The Jarvis code calls the LLM again with the text, “tell the user that the invite was successfully sent” and then return the response to the user.
Method 3 (MCP)
- User registers available tools.
- Jarvis sends your question to Claude
- Claude analyzes the available tools and decides which one(s) to use
- Jarvis executes the chosen tool(s) through the MCP server who calls the tool API
- The results are sent back to Claude
- Claude formulates a natural language response
- The response is displayed to you!
With MCP, the user (on desktop/mobile) or developer (on cloud) registers MCP servers with Jarvis. Jarvis can then get the tools description from the MCP Server which it passes to the LLM.
When Jarvis passes “Jarvis, invite Thor to lunch next week,” to the LLM, the LLM will determine the tool to use.
Jarvis will then call the MCP server to send the calendar invite.
The Jarvis code calls the LLM again with the text, “tell the user that the invite was successfully sent” and then return the response to the user.
Comparison
With the MCP, tool registration is passed to the user and the tool description is handed off to the tool developer, but otherwise the steps remain the same.
Comparing the different methods shows that the steps are the same but just the implementation is different. This is one reason there’s a lot of confusion because seems to be very little benefit.
Having a standard protocol can be advantageous but only when all the LLM adopts it otherwise it is just how to interact with Claude.
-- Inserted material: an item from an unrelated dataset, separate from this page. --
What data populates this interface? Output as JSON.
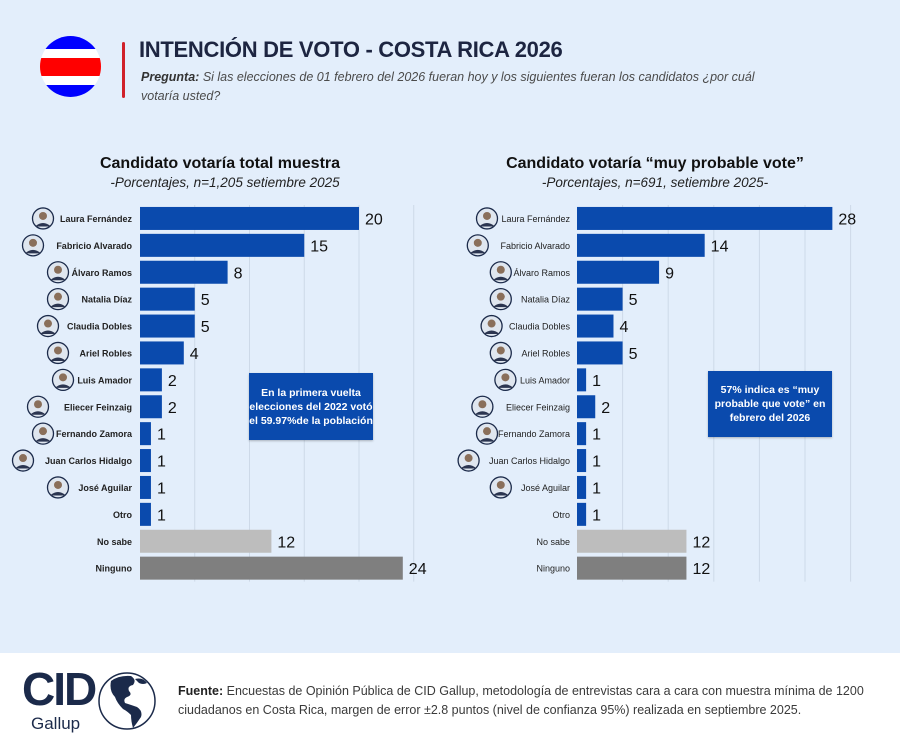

MCP servers are potentially reusable and might ease integration which is a benefit since it’ll be like having only one API to learn. This requires wide adoption and availability which isn’t a given even if it is backed by one of the big LLM providers.
Shortcomings of the MCP
As a protocol, there are a lot of shortcomings and technical benefits are minor.
Some technical shortcomings are:
- There’s no discovery mechanism other than manual registration of MCP servers.
- There’s now extra MCP servers in the tech stack that can be achieved by a library.